Mais quels que soient les résultats des courses en Chine, la Suisse a déjà gagné. Elle abrite en effet la quasi-totalité des grandes fédérations sportives internationales, et les retombées économiques qu’elles génèrent sont de plus en plus importantes.


Entre 2014 et 2019, elles ont rapporté plus de 1,7 milliard de francs suisses par an (1,5 milliard d’euros), en hausse de 57 % par rapport à la période de cinq ans précédente. Selon une étude récente de l’Académie internationale des sciences et techniques du sport de Lausanne (AISTS), le canton de Vaud est le principal bénéficiaire de cette manne : quarante-six des cinquante-trois fédérations installées en Suisse y ont élu domicile, dont quarante à Lausanne même. Elles assurent aussi plus de 3 300 emplois dans le pays, dont 1 840 sur le canton de Vaud : le CIO à Lausanne, l’Union des associations européennes de football (UEFA) à Nyon, l’Union cycliste internationale (UCI) à Aigle, la Fédération internationale de basketball (FIBA) dans le village de Mies, etc.


Autour de chacun de ces pôles gravite tout un écosystème qui irrigue le tissu local, à la grande satisfaction du conseiller d’Etat (ministre) vaudois Philippe Leuba, chargé de l’économie et des sports : « Cela représente 870 millions de francs suisses de dépenses annuelles, en chambres d’hôtel, en restaurants, en taxis, ou encore en études d’avocats, par exemple. » Le tourisme d’affaires lié à ce secteur représente 45 000 nuitées par an en Suisse – et s’il a été mis entre parenthèses depuis le début de la pandémie, nul ne doute qu’il ne devrait plus tarder à redémarrer.
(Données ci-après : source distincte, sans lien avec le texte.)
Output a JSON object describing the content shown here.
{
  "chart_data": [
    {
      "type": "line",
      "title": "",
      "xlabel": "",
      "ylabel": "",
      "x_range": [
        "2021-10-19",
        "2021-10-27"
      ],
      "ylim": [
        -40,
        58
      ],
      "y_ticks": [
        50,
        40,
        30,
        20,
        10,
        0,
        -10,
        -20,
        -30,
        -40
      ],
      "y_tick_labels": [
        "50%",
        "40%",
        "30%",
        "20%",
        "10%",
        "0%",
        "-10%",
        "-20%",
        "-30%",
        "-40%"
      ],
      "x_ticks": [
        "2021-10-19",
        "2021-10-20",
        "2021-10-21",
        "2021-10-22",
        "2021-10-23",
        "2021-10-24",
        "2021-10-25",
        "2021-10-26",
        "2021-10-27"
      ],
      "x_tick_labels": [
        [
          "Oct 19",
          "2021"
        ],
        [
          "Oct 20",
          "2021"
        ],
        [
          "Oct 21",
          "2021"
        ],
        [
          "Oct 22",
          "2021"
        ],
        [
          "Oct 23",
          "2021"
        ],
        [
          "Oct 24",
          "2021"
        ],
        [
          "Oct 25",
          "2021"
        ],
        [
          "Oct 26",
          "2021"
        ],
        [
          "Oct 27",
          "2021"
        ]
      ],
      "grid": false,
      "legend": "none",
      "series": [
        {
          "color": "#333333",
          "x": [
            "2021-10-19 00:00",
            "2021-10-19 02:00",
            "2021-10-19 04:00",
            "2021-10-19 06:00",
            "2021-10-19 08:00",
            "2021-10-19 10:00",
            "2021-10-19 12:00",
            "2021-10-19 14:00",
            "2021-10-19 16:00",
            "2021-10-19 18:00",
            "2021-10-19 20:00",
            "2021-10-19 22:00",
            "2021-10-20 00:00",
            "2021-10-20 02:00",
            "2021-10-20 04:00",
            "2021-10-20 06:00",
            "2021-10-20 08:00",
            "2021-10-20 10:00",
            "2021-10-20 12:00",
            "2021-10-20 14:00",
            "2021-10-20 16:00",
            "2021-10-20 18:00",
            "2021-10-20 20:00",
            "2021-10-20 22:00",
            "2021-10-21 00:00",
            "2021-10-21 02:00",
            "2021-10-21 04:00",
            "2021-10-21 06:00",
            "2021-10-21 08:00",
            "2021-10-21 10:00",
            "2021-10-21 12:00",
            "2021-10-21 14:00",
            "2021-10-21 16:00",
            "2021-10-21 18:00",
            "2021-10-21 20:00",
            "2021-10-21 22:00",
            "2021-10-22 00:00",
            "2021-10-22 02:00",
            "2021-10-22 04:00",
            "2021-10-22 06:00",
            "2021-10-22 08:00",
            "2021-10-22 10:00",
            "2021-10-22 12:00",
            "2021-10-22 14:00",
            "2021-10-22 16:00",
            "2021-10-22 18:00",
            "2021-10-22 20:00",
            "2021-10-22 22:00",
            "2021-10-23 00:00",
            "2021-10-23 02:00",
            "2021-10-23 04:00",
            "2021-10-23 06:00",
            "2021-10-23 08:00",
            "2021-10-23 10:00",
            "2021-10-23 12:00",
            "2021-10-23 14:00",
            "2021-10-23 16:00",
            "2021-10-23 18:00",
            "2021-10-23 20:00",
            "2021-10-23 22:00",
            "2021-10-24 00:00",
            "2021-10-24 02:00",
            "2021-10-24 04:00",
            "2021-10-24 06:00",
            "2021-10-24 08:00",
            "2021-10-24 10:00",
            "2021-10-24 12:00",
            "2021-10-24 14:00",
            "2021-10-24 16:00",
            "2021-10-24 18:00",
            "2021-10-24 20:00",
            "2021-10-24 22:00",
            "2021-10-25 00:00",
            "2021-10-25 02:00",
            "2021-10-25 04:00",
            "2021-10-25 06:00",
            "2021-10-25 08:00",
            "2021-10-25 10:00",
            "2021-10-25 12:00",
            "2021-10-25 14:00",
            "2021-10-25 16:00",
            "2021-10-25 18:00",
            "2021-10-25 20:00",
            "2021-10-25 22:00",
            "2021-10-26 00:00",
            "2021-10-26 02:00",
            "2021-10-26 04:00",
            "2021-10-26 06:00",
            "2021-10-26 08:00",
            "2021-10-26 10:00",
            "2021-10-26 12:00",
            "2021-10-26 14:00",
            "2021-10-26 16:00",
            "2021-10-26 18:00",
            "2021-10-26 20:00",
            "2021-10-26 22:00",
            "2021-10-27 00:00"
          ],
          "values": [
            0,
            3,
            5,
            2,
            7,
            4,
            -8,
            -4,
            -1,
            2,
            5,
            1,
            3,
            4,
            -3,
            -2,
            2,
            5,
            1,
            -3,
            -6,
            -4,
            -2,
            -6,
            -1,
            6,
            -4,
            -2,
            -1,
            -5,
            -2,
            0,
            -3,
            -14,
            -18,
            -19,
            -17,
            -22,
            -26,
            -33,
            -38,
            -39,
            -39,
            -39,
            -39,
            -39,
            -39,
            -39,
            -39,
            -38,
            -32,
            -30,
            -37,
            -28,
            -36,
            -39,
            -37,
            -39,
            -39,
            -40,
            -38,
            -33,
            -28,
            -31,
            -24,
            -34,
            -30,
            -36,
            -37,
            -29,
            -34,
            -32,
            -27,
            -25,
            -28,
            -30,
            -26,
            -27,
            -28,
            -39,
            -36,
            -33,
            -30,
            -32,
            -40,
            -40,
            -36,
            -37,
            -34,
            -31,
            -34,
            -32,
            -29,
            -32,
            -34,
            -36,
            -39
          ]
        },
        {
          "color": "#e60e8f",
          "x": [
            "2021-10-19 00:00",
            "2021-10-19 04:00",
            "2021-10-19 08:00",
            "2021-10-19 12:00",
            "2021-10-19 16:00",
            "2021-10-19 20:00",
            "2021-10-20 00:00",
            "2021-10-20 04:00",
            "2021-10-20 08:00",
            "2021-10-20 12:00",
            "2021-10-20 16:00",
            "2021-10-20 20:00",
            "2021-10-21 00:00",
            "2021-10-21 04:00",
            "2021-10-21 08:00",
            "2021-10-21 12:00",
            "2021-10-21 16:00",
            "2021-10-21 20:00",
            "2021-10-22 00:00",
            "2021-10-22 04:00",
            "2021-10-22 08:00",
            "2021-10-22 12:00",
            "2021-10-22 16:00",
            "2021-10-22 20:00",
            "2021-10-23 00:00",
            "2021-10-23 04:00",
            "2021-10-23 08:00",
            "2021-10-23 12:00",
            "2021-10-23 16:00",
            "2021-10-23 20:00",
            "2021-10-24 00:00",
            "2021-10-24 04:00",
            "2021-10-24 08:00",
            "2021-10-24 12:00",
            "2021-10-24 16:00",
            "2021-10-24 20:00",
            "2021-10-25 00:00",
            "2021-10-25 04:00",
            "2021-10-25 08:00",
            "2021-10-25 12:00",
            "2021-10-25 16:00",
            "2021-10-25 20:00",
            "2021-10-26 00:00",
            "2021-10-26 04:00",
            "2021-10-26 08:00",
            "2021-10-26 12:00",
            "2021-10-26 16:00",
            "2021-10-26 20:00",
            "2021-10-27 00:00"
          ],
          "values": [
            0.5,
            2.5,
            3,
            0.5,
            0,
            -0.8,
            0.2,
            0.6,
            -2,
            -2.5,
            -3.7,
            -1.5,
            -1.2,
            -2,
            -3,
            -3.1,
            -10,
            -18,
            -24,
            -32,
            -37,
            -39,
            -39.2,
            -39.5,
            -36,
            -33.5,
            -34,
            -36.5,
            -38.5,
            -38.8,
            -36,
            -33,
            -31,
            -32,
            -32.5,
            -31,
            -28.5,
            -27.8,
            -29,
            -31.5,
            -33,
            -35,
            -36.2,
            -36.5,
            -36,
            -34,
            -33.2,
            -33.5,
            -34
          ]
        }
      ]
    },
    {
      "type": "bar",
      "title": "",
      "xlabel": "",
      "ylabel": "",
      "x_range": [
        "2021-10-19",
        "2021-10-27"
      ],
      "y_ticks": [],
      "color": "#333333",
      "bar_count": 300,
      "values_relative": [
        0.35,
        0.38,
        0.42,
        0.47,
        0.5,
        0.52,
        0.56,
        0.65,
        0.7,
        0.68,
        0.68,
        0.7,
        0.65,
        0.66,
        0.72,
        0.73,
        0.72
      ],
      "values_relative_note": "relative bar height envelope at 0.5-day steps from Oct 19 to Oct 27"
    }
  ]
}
Pour expliquer l’attractivité de son canton, Philippe Leuba évoque « la forte sécurité juridique du système suisse, un atout extrêmement important dans le monde du sport aujourd’hui ». La fiscalité zéro ne serait pas un argument, puisque « l’exonération d’impôts des fédérations sportives internationales n’est pas une spécificité vaudoise, mais une règle valable partout sur la planète », comme l’expliquait à la radio publique RTS Info le maire socialiste de Lausanne, Grégoire Junod, qui compte attirer de nouvelles fédérations dans la « capitale olympique ».


Absence de régulation

Et le risque pour la réputation du pays ? L’opacité financière de ces organisations, qui ne publient pas leurs comptes, encore moins leurs bénéfices, est rarement évoquée. Tout au plus chaque cas est-il traité de façon séparée, comme les démêlés récurrents avec la justice du patron du football mondial, Gianni Infantino. Ils expliquent sans doute pourquoi ce dernier s’est installé avec femme et enfants au Qatar, comme le révélait récemment le journal Sonntags Zeitung. A Zurich, l’inquiétude grandit de voir la FIFA quitter un jour la métropole alémanique pour Doha ou pour Paris, qui lui fait du pied.